Mel's Shopping Diary
BOING!!!!
August 07, 2007Hey, all!
There is still time to enter the GOODIE BAG CONTEST GIVEAWAY! Email your artwork, website, quiz, whatever that is inspired by any of my books to by this Friday!
The entries have all been so great!! And I have tons of goodie-bag goodies to give away. Remember, I used to be a fashion and beauty editor!
I have been reading a book called FREE FOOD FOR MILLIONAIRES by Min Jin Lee. It is a fantastic book about being an Asian (in this case Korean) immigrant and having hard-working immigrant parents who send you off to elite colleges and then graduating from these colleges where it seems, everyone has a trustfund or is related to the Rockefellers (or Mick Jagger) or whose mother hung out with Jack Kerouac back in the day, and your parents ran a dry-cleaning business (or in my case a Sears employees cafeteria) and you are exposed to all these people who think nothing of flying to the Caribbean for the weekend or spending a thousand dollars on a sweater from Bergdorf in one afternoon, and somehow you have to be able to be friends with them without completely hating yourself.
Anyway, I could relate so much to the book, especially since the character graduated from Princeton in 1993 (I was Columbia '93) and all her friends are Ivy League business school i-bankers (that's investment bankers) and she doesn't want to go to Law School (I didn't either! I almost went--good immigrant girls are supposed to be lawyers or doctors) and she spends way too much money on clothes and staying at the Carlyle. (YUM!)
My parents were nothing like the parents depicted in the book, however. My parents are the funniest people I know, and they were always really supportive of my writing career. They didn't even worry when I told them I didn't want to go to law school. They always told me to do what I loved to do, and the money would follow.
The book got me thinking, because in the story, the father comes from this wealthy Korean family who loses their estate in the war, and my family lost our fortune during the Philippine economic bust of the eighties, (my dad wasn't just an investment banker--he owned his own investment bank) and how hard it is to be so humbled in your own lifetime, and that a lot of Americans would never really know this kind of loss, or struggle. My parents always said they moved to America because what happened to them there could never happen here since the American economy is stable.
So I tried to picture it--these fat cat Beverly Hills princesses depicted in My Super Sweet Sixteen, what if suddenly they lost it all and had to move to a different country? Would they be able to survive? Hmmm....
What saved us, I think, is my parents' ability to retain a sense of humor about everything bad that happened. Like the other day, my dad found a letter my sister sent to him more than ten years ago when she was at Yale, about how he had to send the school another check to cover tuition since the first check he sent bounced. And my sister had written "BOING!!!" to illustrate how the check had bounced. And my dad just laughed so hard to read it. BOING!!! And the letter was on Garfield stationery no less, which I think, adds to the hilarity of it all.

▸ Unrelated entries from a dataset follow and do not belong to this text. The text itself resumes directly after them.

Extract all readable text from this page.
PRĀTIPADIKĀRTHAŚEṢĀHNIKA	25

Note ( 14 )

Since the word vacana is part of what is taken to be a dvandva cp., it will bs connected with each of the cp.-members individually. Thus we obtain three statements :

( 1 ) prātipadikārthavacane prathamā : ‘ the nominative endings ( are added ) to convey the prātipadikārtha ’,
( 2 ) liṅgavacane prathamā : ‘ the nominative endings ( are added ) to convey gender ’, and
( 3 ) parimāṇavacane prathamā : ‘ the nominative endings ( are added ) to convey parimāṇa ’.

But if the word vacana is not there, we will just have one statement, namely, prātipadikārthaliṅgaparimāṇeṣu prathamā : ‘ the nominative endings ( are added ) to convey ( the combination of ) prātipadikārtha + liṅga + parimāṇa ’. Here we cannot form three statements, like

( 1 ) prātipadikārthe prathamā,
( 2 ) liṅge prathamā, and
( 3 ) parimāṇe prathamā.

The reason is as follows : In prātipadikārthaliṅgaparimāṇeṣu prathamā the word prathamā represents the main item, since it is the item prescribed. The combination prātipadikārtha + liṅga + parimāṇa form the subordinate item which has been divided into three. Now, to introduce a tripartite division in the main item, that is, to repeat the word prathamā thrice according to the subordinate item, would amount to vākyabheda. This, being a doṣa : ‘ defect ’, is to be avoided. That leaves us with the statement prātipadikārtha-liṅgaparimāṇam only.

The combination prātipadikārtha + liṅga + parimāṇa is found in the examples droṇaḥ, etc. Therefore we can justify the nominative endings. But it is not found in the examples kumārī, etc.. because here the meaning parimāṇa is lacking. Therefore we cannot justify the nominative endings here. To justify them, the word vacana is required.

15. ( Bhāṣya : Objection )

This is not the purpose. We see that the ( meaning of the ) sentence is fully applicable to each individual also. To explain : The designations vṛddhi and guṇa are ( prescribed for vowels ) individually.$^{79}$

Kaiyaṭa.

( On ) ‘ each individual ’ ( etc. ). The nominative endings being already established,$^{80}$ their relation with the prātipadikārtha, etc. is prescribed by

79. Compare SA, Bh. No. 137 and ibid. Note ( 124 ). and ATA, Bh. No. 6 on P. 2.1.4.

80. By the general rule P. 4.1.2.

Of course, it's easy to laugh now because everyone is doing well. But I also remember laughing back then too.
Anyway, my only small complaint about the book is that the dialog does not feel very real to me. Like who uses "preternaturally" in conversation??? But it is a small point and I am enjoying the book nonetheless.
xoxo
Mel
Comments
On August 9, 2007, casey had this to say:
I kinda have the similar problem of losing money and being in such a culture shock.
I got moved out of the beautfiul land of CALIFORNIA! ITS CALLED THE GOLDEN STATE FOR A REASON! To North Carolina. North Carolina is eeh pretty. BUT NOTHING LIKE THE LUXURY OF CALIFORNIA. Not being able to walk everywhere, hop right onto the freeway and having the best shopping in only a matter of 10 minutes?!

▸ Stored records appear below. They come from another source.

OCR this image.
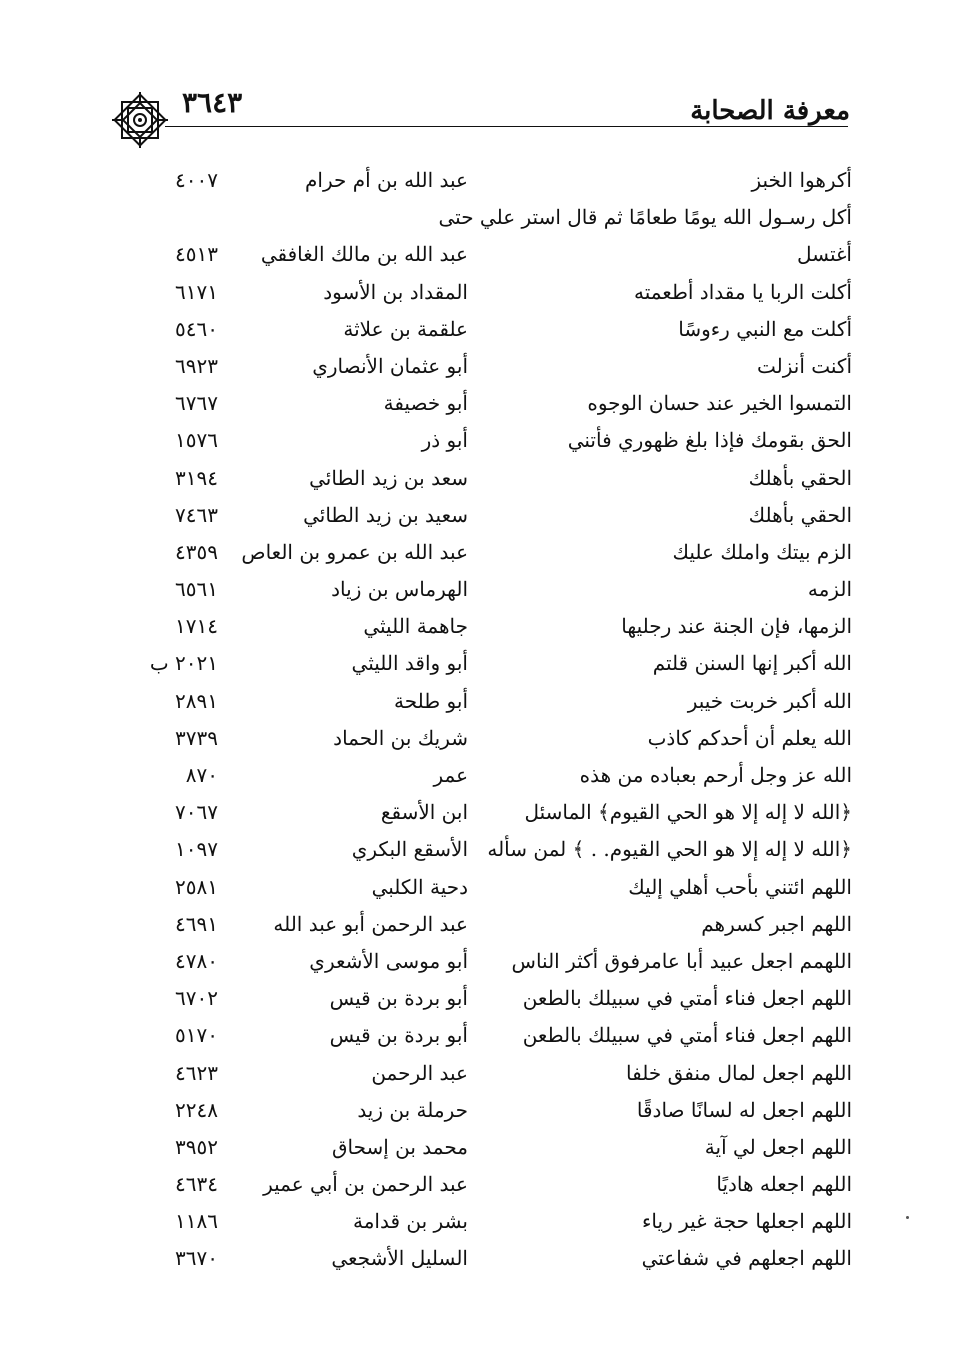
معرفة الصحابة
٣٦٤٣
أكرهوا الخبز
عبد الله بن أم حرام
٤٠٠٧
أكل رسـول الله يومًا طعامًا ثم قال استر علي حتى
أغتسل
عبد الله بن مالك الغافقي
٤٥١٣
أكلت الربا يا مقداد أطعمته
المقداد بن الأسود
٦١٧١
أكلت مع النبي رءوسًا
علقمة بن علاثة
٥٤٦٠
أكنت أنزلت
أبو عثمان الأنصاري
٦٩٢٣
التمسوا الخير عند حسان الوجوه
أبو خصيفة
٦٧٦٧
الحق بقومك فإذا بلغ ظهوري فأتني
أبو ذر
١٥٧٦
الحقي بأهلك
سعد بن زيد الطائي
٣١٩٤
الحقي بأهلك
سعيد بن زيد الطائي
٧٤٦٣
الزم بيتك واملك عليك
عبد الله بن عمرو بن العاص
٤٣٥٩
الزمه
الهرماس بن زياد
٦٥٦١
الزمها، فإن الجنة عند رجليها
جاهمة الليثي
١٧١٤
الله أكبر إنها السنن قلتم
أبو واقد الليثي
٢٠٢١ ب
الله أكبر خربت خيبر
أبو طلحة
٢٨٩١
الله يعلم أن أحدكم كاذب
شريك بن الحماد
٣٧٣٩
الله عز وجل أرحم بعباده من هذه
عمر
٨٧٠
﴿الله لا إله إلا هو الحي القيوم﴾ الماسئل
ابن الأسقع
٧٠٦٧
﴿الله لا إله إلا هو الحي القيوم. . ﴾ لمن سأله
الأسقع البكري
١٠٩٧
اللهم ائتني بأحب أهلي إليك
دحية الكلبي
٢٥٨١
اللهم اجبر كسرهم
عبد الرحمن أبو عبد الله
٤٦٩١
اللهمم اجعل عبيد أبا عامرفوق أكثر الناس
أبو موسى الأشعري
٤٧٨٠
اللهم اجعل فناء أمتي في سبيلك بالطعن
أبو بردة بن قيس
٦٧٠٢
اللهم اجعل فناء أمتي في سبيلك بالطعن
أبو بردة بن قيس
٥١٧٠
اللهم اجعل لمال منفق خلفا
عبد الرحمن
٤٦٢٣
اللهم اجعل له لسانًا صادقًا
حرملة بن زيد
٢٢٤٨
اللهم اجعل لي آية
محمد بن إسحاق
٣٩٥٢
اللهم اجعله هاديًا
عبد الرحمن بن أبي عمير
٤٦٣٤
اللهم اجعلها حجة غير رياء
بشر بن قدامة
١١٨٦
اللهم اجعلهم في شفاعتي
السليل الأشجعي
٣٦٧٠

There were alot of people like me here; but its not the same. I was still super hard for me to make the transition.
That however would make a GREAT story. Who wouldn’t want to see those teenagers be put into the middle of no where where no one speaks english or gives a crap about their pink quilted chanel bags.
Haha funny stuff.
--Casey
On August 8, 2007, Vivian had this to say:
I can relate as well, and I think I will be picking up this book soon!
I’m a Chinese immigrant who moved from Hong Kong when I was about five. We actually moved to avoid loss, as the HK economy was about to fall due to the British to China handover in 1997.
My dad was a head set designer at a TV/Movie studio.
When we moved here, he resorted to working as cook at my uncle’s restaurant.
I was too young to notice, but later on my mom told me how hard it was for him to make the switch.
I think events like this give people character. Someone once told me that I should be proud to be able to tell stories like this one.
Let’s just say I’ve had deal with my identity crisis until I got to college, but thats another story to tell.